Author: Andrew Dalton

How to ride within the law during harvest season

Riding a motorcycle in harvest season

As we approach harvest season, it’s worth knowing the law and your rights if you’re unfortunate enough to be involved in a collision with an agricultural vehicle. Andrew Dalton tell us more…

As adventure bike riders, we tend to stay off the beaten track. Britain’s minor roads are a hotchpotch of old roads, adopted overtime by highway authorities and are engineered not by logic and design, but because, at some point back in the dark ages, Eldric drove his cattle to market along a path of least resistance, which over time turned into a minor country road.

Country roads are a consequence of history, typography and long-forgotten economic forces. So how does this affect us now? It makes them especially dangerous for bikes which can accelerate from 0-60 in less than three seconds. The legal rules for country roads can be summed up simply. The first is, you are in the countryside so expect rural things. If you run into the back of a combine harvester or sheep being driven along the carriageway, then they have got every right to be there, and if you hit them, you are to blame.
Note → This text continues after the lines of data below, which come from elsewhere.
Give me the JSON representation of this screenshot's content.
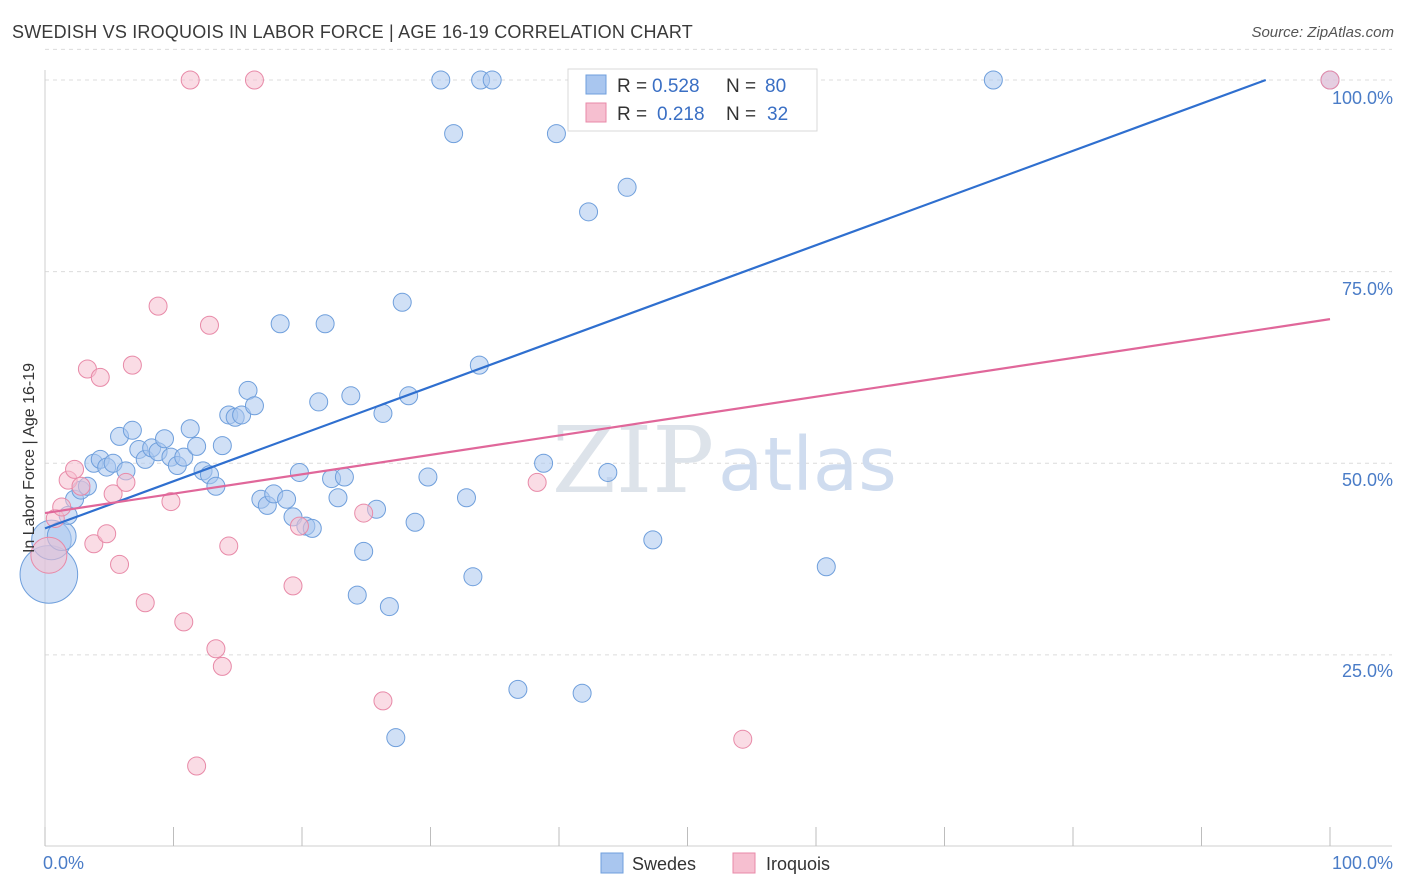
{
  "header": {
    "title": "SWEDISH VS IROQUOIS IN LABOR FORCE | AGE 16-19 CORRELATION CHART",
    "source": "Source: ZipAtlas.com"
  },
  "watermark": {
    "zip": "ZIP",
    "atlas": "atlas"
  },
  "legend_top": {
    "rows": [
      {
        "r_label": "R =",
        "r_value": "0.528",
        "n_label": "N =",
        "n_value": "80"
      },
      {
        "r_label": "R =",
        "r_value": "0.218",
        "n_label": "N =",
        "n_value": "32"
      }
    ]
  },
  "legend_bottom": {
    "items": [
      "Swedes",
      "Iroquois"
    ]
  },
  "colors": {
    "swedes_fill": "#a9c6ef",
    "swedes_stroke": "#6f9fdc",
    "swedes_line": "#2f6fcf",
    "iroquois_fill": "#f6bfd0",
    "iroquois_stroke": "#e88aa8",
    "iroquois_line": "#e0679a",
    "tick_text": "#4a7cc7",
    "grid": "#dcdcdc"
  },
  "chart_data": {
    "type": "scatter",
    "title": "SWEDISH VS IROQUOIS IN LABOR FORCE | AGE 16-19 CORRELATION CHART",
    "xlabel": "",
    "ylabel": "In Labor Force | Age 16-19",
    "xlim": [
      0,
      100
    ],
    "ylim": [
      0,
      104
    ],
    "x_tick_labels": [
      "0.0%",
      "100.0%"
    ],
    "y_ticks": [
      25,
      50,
      75,
      100
    ],
    "y_tick_labels": [
      "25.0%",
      "50.0%",
      "75.0%",
      "100.0%"
    ],
    "grid": true,
    "legend_placement": "top-center",
    "series": [
      {
        "name": "Swedes",
        "r": 0.528,
        "n": 80,
        "trend": {
          "x": [
            0,
            95
          ],
          "y": [
            41.5,
            100
          ]
        },
        "points": [
          {
            "x": 0.3,
            "y": 35.5,
            "s": 3.2
          },
          {
            "x": 0.5,
            "y": 40,
            "s": 2.2
          },
          {
            "x": 1.3,
            "y": 40.5,
            "s": 1.6
          },
          {
            "x": 1.8,
            "y": 43.2,
            "s": 1.0
          },
          {
            "x": 2.3,
            "y": 45.3,
            "s": 1.0
          },
          {
            "x": 2.8,
            "y": 46.5,
            "s": 1.0
          },
          {
            "x": 3.3,
            "y": 47,
            "s": 1.0
          },
          {
            "x": 3.8,
            "y": 50,
            "s": 1.0
          },
          {
            "x": 4.3,
            "y": 50.5,
            "s": 1.0
          },
          {
            "x": 4.8,
            "y": 49.5,
            "s": 1.0
          },
          {
            "x": 5.3,
            "y": 50,
            "s": 1.0
          },
          {
            "x": 5.8,
            "y": 53.5,
            "s": 1.0
          },
          {
            "x": 6.3,
            "y": 49,
            "s": 1.0
          },
          {
            "x": 6.8,
            "y": 54.3,
            "s": 1.0
          },
          {
            "x": 7.3,
            "y": 51.8,
            "s": 1.0
          },
          {
            "x": 7.8,
            "y": 50.5,
            "s": 1.0
          },
          {
            "x": 8.3,
            "y": 52,
            "s": 1.0
          },
          {
            "x": 8.8,
            "y": 51.5,
            "s": 1.0
          },
          {
            "x": 9.3,
            "y": 53.2,
            "s": 1.0
          },
          {
            "x": 9.8,
            "y": 50.8,
            "s": 1.0
          },
          {
            "x": 10.3,
            "y": 49.7,
            "s": 1.0
          },
          {
            "x": 10.8,
            "y": 50.8,
            "s": 1.0
          },
          {
            "x": 11.3,
            "y": 54.5,
            "s": 1.0
          },
          {
            "x": 11.8,
            "y": 52.2,
            "s": 1.0
          },
          {
            "x": 12.3,
            "y": 49,
            "s": 1.0
          },
          {
            "x": 12.8,
            "y": 48.5,
            "s": 1.0
          },
          {
            "x": 13.3,
            "y": 47,
            "s": 1.0
          },
          {
            "x": 13.8,
            "y": 52.3,
            "s": 1.0
          },
          {
            "x": 14.3,
            "y": 56.3,
            "s": 1.0
          },
          {
            "x": 14.8,
            "y": 56,
            "s": 1.0
          },
          {
            "x": 15.3,
            "y": 56.3,
            "s": 1.0
          },
          {
            "x": 15.8,
            "y": 59.5,
            "s": 1.0
          },
          {
            "x": 16.3,
            "y": 57.5,
            "s": 1.0
          },
          {
            "x": 16.8,
            "y": 45.3,
            "s": 1.0
          },
          {
            "x": 17.3,
            "y": 44.5,
            "s": 1.0
          },
          {
            "x": 17.8,
            "y": 46,
            "s": 1.0
          },
          {
            "x": 18.3,
            "y": 68.2,
            "s": 1.0
          },
          {
            "x": 18.8,
            "y": 45.3,
            "s": 1.0
          },
          {
            "x": 19.3,
            "y": 43,
            "s": 1.0
          },
          {
            "x": 19.8,
            "y": 48.8,
            "s": 1.0
          },
          {
            "x": 20.3,
            "y": 41.8,
            "s": 1.0
          },
          {
            "x": 20.8,
            "y": 41.5,
            "s": 1.0
          },
          {
            "x": 21.3,
            "y": 58,
            "s": 1.0
          },
          {
            "x": 21.8,
            "y": 68.2,
            "s": 1.0
          },
          {
            "x": 22.3,
            "y": 48,
            "s": 1.0
          },
          {
            "x": 22.8,
            "y": 45.5,
            "s": 1.0
          },
          {
            "x": 23.3,
            "y": 48.2,
            "s": 1.0
          },
          {
            "x": 23.8,
            "y": 58.8,
            "s": 1.0
          },
          {
            "x": 24.3,
            "y": 32.8,
            "s": 1.0
          },
          {
            "x": 24.8,
            "y": 38.5,
            "s": 1.0
          },
          {
            "x": 25.8,
            "y": 44,
            "s": 1.0
          },
          {
            "x": 26.3,
            "y": 56.5,
            "s": 1.0
          },
          {
            "x": 26.8,
            "y": 31.3,
            "s": 1.0
          },
          {
            "x": 27.3,
            "y": 14.2,
            "s": 1.0
          },
          {
            "x": 27.8,
            "y": 71,
            "s": 1.0
          },
          {
            "x": 28.3,
            "y": 58.8,
            "s": 1.0
          },
          {
            "x": 28.8,
            "y": 42.3,
            "s": 1.0
          },
          {
            "x": 29.8,
            "y": 48.2,
            "s": 1.0
          },
          {
            "x": 30.8,
            "y": 100,
            "s": 1.0
          },
          {
            "x": 31.8,
            "y": 93,
            "s": 1.0
          },
          {
            "x": 32.8,
            "y": 45.5,
            "s": 1.0
          },
          {
            "x": 33.3,
            "y": 35.2,
            "s": 1.0
          },
          {
            "x": 33.8,
            "y": 62.8,
            "s": 1.0
          },
          {
            "x": 33.9,
            "y": 100,
            "s": 1.0
          },
          {
            "x": 36.8,
            "y": 20.5,
            "s": 1.0
          },
          {
            "x": 38.8,
            "y": 50,
            "s": 1.0
          },
          {
            "x": 39.8,
            "y": 93,
            "s": 1.0
          },
          {
            "x": 41.8,
            "y": 20,
            "s": 1.0
          },
          {
            "x": 42.3,
            "y": 82.8,
            "s": 1.0
          },
          {
            "x": 43.8,
            "y": 48.8,
            "s": 1.0
          },
          {
            "x": 44.8,
            "y": 100,
            "s": 1.0
          },
          {
            "x": 45.3,
            "y": 86,
            "s": 1.0
          },
          {
            "x": 45.3,
            "y": 100,
            "s": 1.0
          },
          {
            "x": 47.3,
            "y": 40,
            "s": 1.0
          },
          {
            "x": 56.8,
            "y": 100,
            "s": 1.0
          },
          {
            "x": 58.8,
            "y": 100,
            "s": 1.0
          },
          {
            "x": 60.8,
            "y": 36.5,
            "s": 1.0
          },
          {
            "x": 73.8,
            "y": 100,
            "s": 1.0
          },
          {
            "x": 100,
            "y": 100,
            "s": 1.0
          },
          {
            "x": 34.8,
            "y": 100,
            "s": 1.0
          }
        ]
      },
      {
        "name": "Iroquois",
        "r": 0.218,
        "n": 32,
        "trend": {
          "x": [
            0,
            100
          ],
          "y": [
            43.5,
            68.8
          ]
        },
        "points": [
          {
            "x": 0.3,
            "y": 38,
            "s": 2.0
          },
          {
            "x": 0.8,
            "y": 42.8,
            "s": 1.0
          },
          {
            "x": 1.3,
            "y": 44.3,
            "s": 1.0
          },
          {
            "x": 1.8,
            "y": 47.8,
            "s": 1.0
          },
          {
            "x": 2.3,
            "y": 49.2,
            "s": 1.0
          },
          {
            "x": 2.8,
            "y": 47,
            "s": 1.0
          },
          {
            "x": 3.3,
            "y": 62.3,
            "s": 1.0
          },
          {
            "x": 3.8,
            "y": 39.5,
            "s": 1.0
          },
          {
            "x": 4.3,
            "y": 61.2,
            "s": 1.0
          },
          {
            "x": 4.8,
            "y": 40.8,
            "s": 1.0
          },
          {
            "x": 5.3,
            "y": 46,
            "s": 1.0
          },
          {
            "x": 5.8,
            "y": 36.8,
            "s": 1.0
          },
          {
            "x": 6.3,
            "y": 47.5,
            "s": 1.0
          },
          {
            "x": 6.8,
            "y": 62.8,
            "s": 1.0
          },
          {
            "x": 7.8,
            "y": 31.8,
            "s": 1.0
          },
          {
            "x": 8.8,
            "y": 70.5,
            "s": 1.0
          },
          {
            "x": 9.8,
            "y": 45,
            "s": 1.0
          },
          {
            "x": 10.8,
            "y": 29.3,
            "s": 1.0
          },
          {
            "x": 11.3,
            "y": 100,
            "s": 1.0
          },
          {
            "x": 11.8,
            "y": 10.5,
            "s": 1.0
          },
          {
            "x": 12.8,
            "y": 68,
            "s": 1.0
          },
          {
            "x": 13.3,
            "y": 25.8,
            "s": 1.0
          },
          {
            "x": 13.8,
            "y": 23.5,
            "s": 1.0
          },
          {
            "x": 14.3,
            "y": 39.2,
            "s": 1.0
          },
          {
            "x": 16.3,
            "y": 100,
            "s": 1.0
          },
          {
            "x": 19.3,
            "y": 34,
            "s": 1.0
          },
          {
            "x": 19.8,
            "y": 41.8,
            "s": 1.0
          },
          {
            "x": 24.8,
            "y": 43.5,
            "s": 1.0
          },
          {
            "x": 26.3,
            "y": 19,
            "s": 1.0
          },
          {
            "x": 38.3,
            "y": 47.5,
            "s": 1.0
          },
          {
            "x": 54.3,
            "y": 14,
            "s": 1.0
          },
          {
            "x": 100,
            "y": 100,
            "s": 1.0
          }
        ]
      }
    ]
  }
}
Be alert to situations suddenly changing, particularly around blind bends. If you come haring around a corner and the entire carriageway is blocked by a large combine harvester, from hedgerow to hedgerow, it is for you to stop to accommodate a vehicle which is lawfully and predictably on the carriageway. Likewise if a tractor and trailer unit is pulling out over a field, it is going to be doing so slowly and if you are not in view when the tractor starts rolling you have little chance of blaming anyone but yourself if you plough into it.

Don't let your journey end here sign

However, there are times when the law is on your side, but riding country lanes needs to be done carefully. Hospital food tastes no better on the moral high ground. Agricultural vehicles are often driven for all hours of summer daylight by knackered contractor drivers. Signal lights are often covered in thick dust and these guys can and do make mistakes. A pretty good plan is to presume a level of exhaustion from anyone in an agricultural vehicle, especially during the harvest season.

They also turn into field gates and one of the most common accident scenarios that I see involving agricultural vehicles is a tractor turning into a field, and the field entrance is helpfully obscured by thick brambles and impossible to see from the road. Often witnesses confirm that no signal was given by the tractor, even though the tractor driver swears blind a signal was given. On the occasions where somebody is injured enough for the police to take photos of the tractor, more often than not the lights on the vehicle are covered in dust or filth.

So, whilst not law, a good method of country lane riding is to apply the ‘Fridge Test’, which is ‘if a fridge had fallen off the back of a lorry around the next bend, could you stop for it?’ If you are on knobbly tyres in the damp the answer might be a bit more ambivalent than a sports bike on sticky rubber.

Drivers of agricultural vehicles owe a duty of care, the same as anyone else so every road user should drive with reasonable care and skill. However, the Courts are not especially sympathetic to motorcyclists who come across agricultural vehicles, in the countryside, and cannot deal with this predictable hazard.

Riding along country B roads is good fun, I enjoy it as much as the next rider, but from my particular perspective, of having seen where brisk countryside riding can go horribly wrong, I am also aware that the law is not especially sympathetic to motorcyclists who get themselves into difficulty by travelling these roads too quickly. If you apply the basics and ride so you can stop for foreseeable hazards (and this covers a pretty wide range of hazards) then you’ll be okay.